Based on the given feature and task, we want to analyze the relationship between the "buying" feature and the rating of the decision to buy the car (unacceptable, acceptable, good, or very good).

By using our prior knowledge, we can infer that the buying price of a car can have an impact on the rating of the decision to buy. Generally, people are more likely to rate the decision as "very good" or "good" if the buying price is low or medium compared to when it is high or very high. Therefore, we can assume a negative relationship between the buying price and the rating.

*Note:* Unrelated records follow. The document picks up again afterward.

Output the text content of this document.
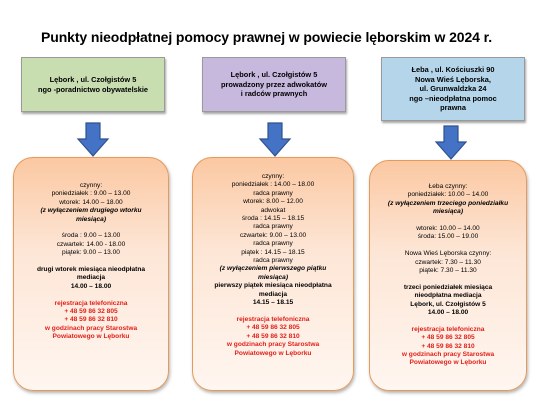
Punkty nieodpłatnej pomocy prawnej w powiecie lęborskim w 2024 r.
Lębork , ul. Czołgistów 5
ngo -poradnictwo obywatelskie
czynny:
poniedziałek : 9.00 – 13.00
wtorek: 14.00 – 18.00
(z wyłączeniem drugiego wtorku
miesiąca)
środa : 9.00 – 13.00
czwartek: 14.00 - 18.00
piątek: 9.00 – 13.00
drugi wtorek miesiąca nieodpłatna
mediacja
14.00 – 18.00
rejestracja telefoniczna
+ 48 59 86 32 805
+ 48 59 86 32 810
w godzinach pracy Starostwa
Powiatowego w Lęborku
Lębork , ul. Czołgistów 5
prowadzony przez adwokatów
i radców prawnych
czynny:
poniedziałek : 14.00 – 18.00
radca prawny
wtorek: 8.00 – 12.00
adwokat
środa : 14.15 – 18.15
radca prawny
czwartek: 9.00 – 13.00
radca prawny
piątek : 14.15 – 18.15
radca prawny
(z wyłączeniem pierwszego piątku
miesiąca)
pierwszy piątek miesiąca nieodpłatna
mediacja
14.15 – 18.15
rejestracja telefoniczna
+ 48 59 86 32 805
+ 48 59 86 32 810
w godzinach pracy Starostwa
Powiatowego w Lęborku
Łeba , ul. Kościuszki 90
Nowa Wieś Lęborska,
ul. Grunwaldzka 24
ngo –nieodpłatna pomoc
prawna
Łeba czynny:
poniedziałek: 10.00 – 14.00
(z wyłączeniem trzeciego poniedziałku
miesiąca)
wtorek: 10.00 – 14.00
środa: 15.00 – 19.00
Nowa Wieś Lęborska czynny:
czwartek: 7.30 – 11.30
piątek: 7.30 – 11.30
trzeci poniedziałek miesiąca
nieodpłatna mediacja
Lębork, ul. Czołgistów 5
14.00 – 18.00
rejestracja telefoniczna
+ 48 59 86 32 805
+ 48 59 86 32 810
w godzinach pracy Starostwa
Powiatowego w Lęborku
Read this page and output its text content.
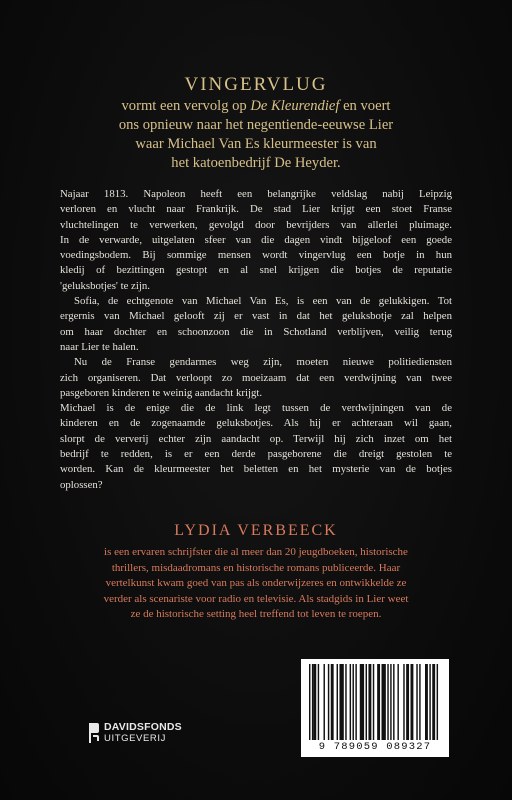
VINGERVLUG

vormt een vervolg op De Kleurendief en voert

ons opnieuw naar het negentiende-eeuwse Lier

waar Michael Van Es kleurmeester is van

het katoenbedrijf De Heyder.

Najaar 1813. Napoleon heeft een belangrijke veldslag nabij Leipzig
verloren en vlucht naar Frankrijk. De stad Lier krijgt een stoet Franse
vluchtelingen te verwerken, gevolgd door bevrijders van allerlei pluimage.
In de verwarde, uitgelaten sfeer van die dagen vindt bijgeloof een goede
voedingsbodem. Bij sommige mensen wordt vingervlug een botje in hun
kledij of bezittingen gestopt en al snel krijgen die botjes de reputatie
'geluksbotjes' te zijn.

Sofia, de echtgenote van Michael Van Es, is een van de gelukkigen. Tot
ergernis van Michael gelooft zij er vast in dat het geluksbotje zal helpen
om haar dochter en schoonzoon die in Schotland verblijven, veilig terug
naar Lier te halen.

Nu de Franse gendarmes weg zijn, moeten nieuwe politiediensten
zich organiseren. Dat verloopt zo moeizaam dat een verdwijning van twee
pasgeboren kinderen te weinig aandacht krijgt.

Michael is de enige die de link legt tussen de verdwijningen van de
kinderen en de zogenaamde geluksbotjes. Als hij er achteraan wil gaan,
slorpt de ververij echter zijn aandacht op. Terwijl hij zich inzet om het
bedrijf te redden, is er een derde pasgeborene die dreigt gestolen te
worden. Kan de kleurmeester het beletten en het mysterie van de botjes
oplossen?

LYDIA VERBEECK

is een ervaren schrijfster die al meer dan 20 jeugdboeken, historische
thrillers, misdaadromans en historische romans publiceerde. Haar
vertelkunst kwam goed van pas als onderwijzeres en ontwikkelde ze
verder als scenariste voor radio en televisie. Als stadgids in Lier weet
ze de historische setting heel treffend tot leven te roepen.

DAVIDSFONDS
UITGEVERIJ
9 789059 089327
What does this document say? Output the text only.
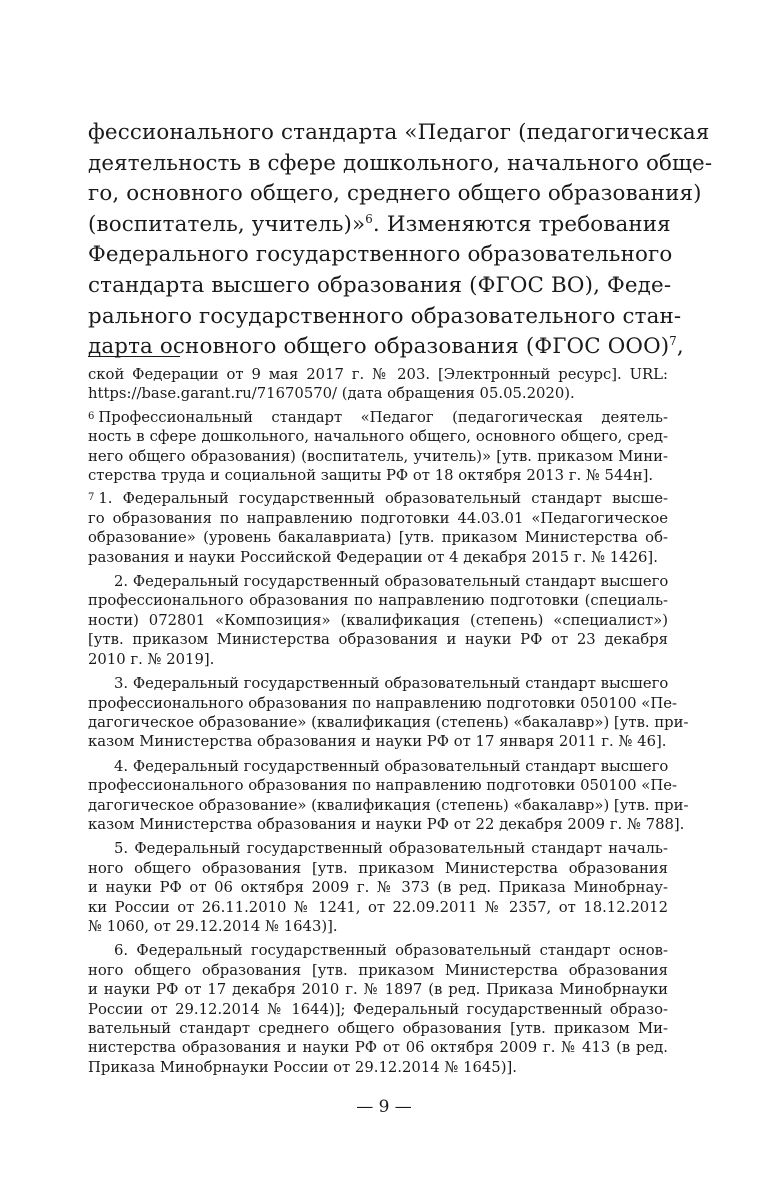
фессионального стандарта «Педагог (педагогическая
деятельность в сфере дошкольного, начального обще-
го, основного общего, среднего общего образования)
(воспитатель, учитель)»$^6$. Изменяются требования
Федерального государственного образовательного
стандарта высшего образования (ФГОС ВО), Феде-
рального государственного образовательного стан-
дарта основного общего образования (ФГОС ООО)$^7$,
ской Федерации от 9 мая 2017 г. № 203. [Электронный ресурс]. URL:
https://base.garant.ru/71670570/ (дата обращения 05.05.2020).
$^6$ Профессиональный стандарт «Педагог (педагогическая деятель-
ность в сфере дошкольного, начального общего, основного общего, сред-
него общего образования) (воспитатель, учитель)» [утв. приказом Мини-
стерства труда и социальной защиты РФ от 18 октября 2013 г. № 544н].
$^7$ 1. Федеральный государственный образовательный стандарт высше-
го образования по направлению подготовки 44.03.01 «Педагогическое
образование» (уровень бакалавриата) [утв. приказом Министерства об-
разования и науки Российской Федерации от 4 декабря 2015 г. № 1426].
2. Федеральный государственный образовательный стандарт высшего
профессионального образования по направлению подготовки (специаль-
ности) 072801 «Композиция» (квалификация (степень) «специалист»)
[утв. приказом Министерства образования и науки РФ от 23 декабря
2010 г. № 2019].
3. Федеральный государственный образовательный стандарт высшего
профессионального образования по направлению подготовки 050100 «Пе-
дагогическое образование» (квалификация (степень) «бакалавр») [утв. при-
казом Министерства образования и науки РФ от 17 января 2011 г. № 46].
4. Федеральный государственный образовательный стандарт высшего
профессионального образования по направлению подготовки 050100 «Пе-
дагогическое образование» (квалификация (степень) «бакалавр») [утв. при-
казом Министерства образования и науки РФ от 22 декабря 2009 г. № 788].
5. Федеральный государственный образовательный стандарт началь-
ного общего образования [утв. приказом Министерства образования
и науки РФ от 06 октября 2009 г. № 373 (в ред. Приказа Минобрнау-
ки России от 26.11.2010 № 1241, от 22.09.2011 № 2357, от 18.12.2012
№ 1060, от 29.12.2014 № 1643)].
6. Федеральный государственный образовательный стандарт основ-
ного общего образования [утв. приказом Министерства образования
и науки РФ от 17 декабря 2010 г. № 1897 (в ред. Приказа Минобрнауки
России от 29.12.2014 № 1644)]; Федеральный государственный образо-
вательный стандарт среднего общего образования [утв. приказом Ми-
нистерства образования и науки РФ от 06 октября 2009 г. № 413 (в ред.
Приказа Минобрнауки России от 29.12.2014 № 1645)].
— 9 —
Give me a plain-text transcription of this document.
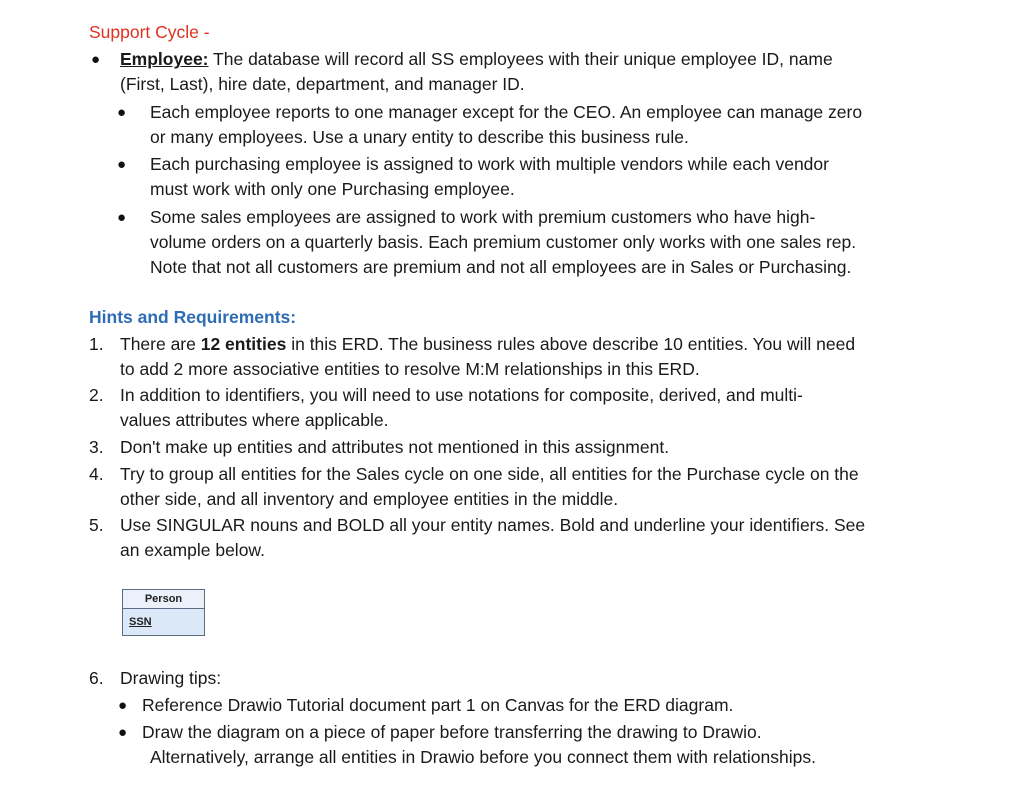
Support Cycle -
● Employee: The database will record all SS employees with their unique employee ID, name
(First, Last), hire date, department, and manager ID.
● Each employee reports to one manager except for the CEO. An employee can manage zero
or many employees. Use a unary entity to describe this business rule.
● Each purchasing employee is assigned to work with multiple vendors while each vendor
must work with only one Purchasing employee.
● Some sales employees are assigned to work with premium customers who have high-
volume orders on a quarterly basis. Each premium customer only works with one sales rep.
Note that not all customers are premium and not all employees are in Sales or Purchasing.
Hints and Requirements:
1. There are 12 entities in this ERD. The business rules above describe 10 entities. You will need
to add 2 more associative entities to resolve M:M relationships in this ERD.
2. In addition to identifiers, you will need to use notations for composite, derived, and multi-
values attributes where applicable.
3. Don't make up entities and attributes not mentioned in this assignment.
4. Try to group all entities for the Sales cycle on one side, all entities for the Purchase cycle on the
other side, and all inventory and employee entities in the middle.
5. Use SINGULAR nouns and BOLD all your entity names. Bold and underline your identifiers. See
an example below.
Person
SSN
6. Drawing tips:
● Reference Drawio Tutorial document part 1 on Canvas for the ERD diagram.
● Draw the diagram on a piece of paper before transferring the drawing to Drawio.
Alternatively, arrange all entities in Drawio before you connect them with relationships.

Analyzing the given categorical variable "buying price" with categories ['very high', 'high', 'medium', 'low'], we can create a dictionary as follows:

```json
{
	"unacceptable": ["very high"],
	"acceptable": ["very high", "high"],
	"good": ["very high", "high"],
	"very good": ["very high", "high", "medium", "low"]
}
```

Explanation:
- For the target class "unacceptable", the possible values of the feature "buying" are limited to "very high".
- For the target classes "acceptable" and "good", the possible values of the feature "buying" include both "very high" and "high".
- For the target class "very good", the possible values of the feature "buying" cover all the categories: "very high", "high", "medium", and "low".

Note: It is assumed that the feature "buying" only takes values from the given categories and does not have other possible values.